A questão principal, todavia, é a concretização prática desse código, a “escada lógica” de articulação entre níveis de abstracção diferentes, os instrumentos para a sua avaliação, bem como as consequências institucionais por não cumprimento. A tendência é para que esses códigos se mantenham a nível de abstracção tal que os intervenientes têm dificuldade em estabelecer a ponte entre esse nível e as acções concretas, as escolhas quotidianas para cumprir os objectivos assumidos. Por exemplo: ter expatriados representantes de uma organização europeia num país ou ter nacionais desse país a fazer esse papel, é o mesmo eticamente ou não? E quem não cumpre, que consequências enfrenta?

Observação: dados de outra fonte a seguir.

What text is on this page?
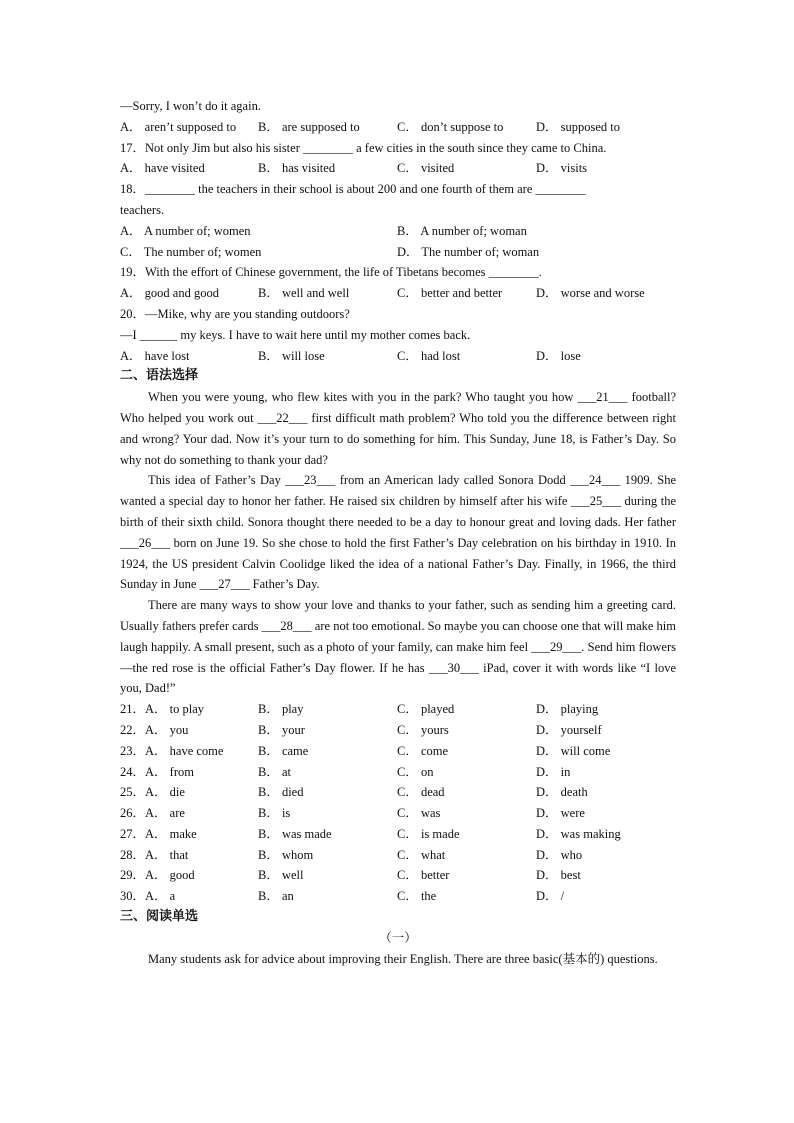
—Sorry, I won’t do it again.
A． aren’t supposed to B． are supposed to	C． don’t suppose to	D． supposed to
17．Not only Jim but also his sister ________ a few cities in the south since they came to China.
A． have visited	B． has visited	C． visited	D． visits
18．________ the teachers in their school is about 200 and one fourth of them are ________
teachers.
A． A number of; women	B． A number of; woman
C． The number of; women	D． The number of; woman
19．With the effort of Chinese government, the life of Tibetans becomes ________.
A． good and good	B． well and well	C． better and better	D． worse and worse
20．—Mike, why are you standing outdoors?
—I ______ my keys. I have to wait here until my mother comes back.
A． have lost	B． will lose	C． had lost	D． lose
二、语法选择
When you were young, who flew kites with you in the park? Who taught you how ___21___ football? Who helped you work out ___22___ first difficult math problem? Who told you the difference between right and wrong? Your dad. Now it’s your turn to do something for him. This Sunday, June 18, is Father’s Day. So why not do something to thank your dad?
This idea of Father’s Day ___23___ from an American lady called Sonora Dodd ___24___ 1909. She wanted a special day to honor her father. He raised six children by himself after his wife ___25___ during the birth of their sixth child. Sonora thought there needed to be a day to honour great and loving dads. Her father ___26___ born on June 19. So she chose to hold the first Father’s Day celebration on his birthday in 1910. In 1924, the US president Calvin Coolidge liked the idea of a national Father’s Day. Finally, in 1966, the third Sunday in June ___27___ Father’s Day.
There are many ways to show your love and thanks to your father, such as sending him a greeting card. Usually fathers prefer cards ___28___ are not too emotional. So maybe you can choose one that will make him laugh happily. A small present, such as a photo of your family, can make him feel ___29___. Send him flowers—the red rose is the official Father’s Day flower. If he has ___30___ iPad, cover it with words like “I love you, Dad!”
21．A． to play	B． play	C． played	D． playing
22．A． you	B． your	C． yours	D． yourself
23．A． have come	B． came	C． come	D． will come
24．A． from	B． at	C． on	D． in
25．A． die	B． died	C． dead	D． death
26．A． are	B． is	C． was	D． were
27．A． make	B． was made	C． is made	D． was making
28．A． that	B． whom	C． what	D． who
29．A． good	B． well	C． better	D． best
30．A． a	B． an	C． the	D． /
三、阅读单选
（一）
Many students ask for advice about improving their English. There are three basic(基本的) questions.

Outra questão a este nível de questionamento é a da tolerância. Ou seja, se não há razão para acreditarmos que contextos sociais diferentes dão origem ao mesmo padrão de escolhas morais e éticas, como nos relacionamos com sociedades onde esses padrões são diferentes dos nossos? A tolerância com a liberdade de expressão da oposição política é igual em Portugal e na Guiné Equatorial? Se não é, como se coloca essa questão no relacionamento da Cooperação entre os dois países? Ou ignoramo-la e fazemos cooperação em áreas em que a questão possa ser evitada?

 

Mas, se ignoramos esse referencial, então interviremos ou porque somos família, sempre foi assim, temos as mesmas crenças religiosas, existe alguém que paga para o fazermos, é o nosso trabalho, seguimos ordens ou simplesmente porque podemos fazê-lo, sem querer saber da coerência moral e ética. O resultado, em geral, é fazermos mais mal que bem e, acima de tudo, estarmos a negar a nossa condição humana.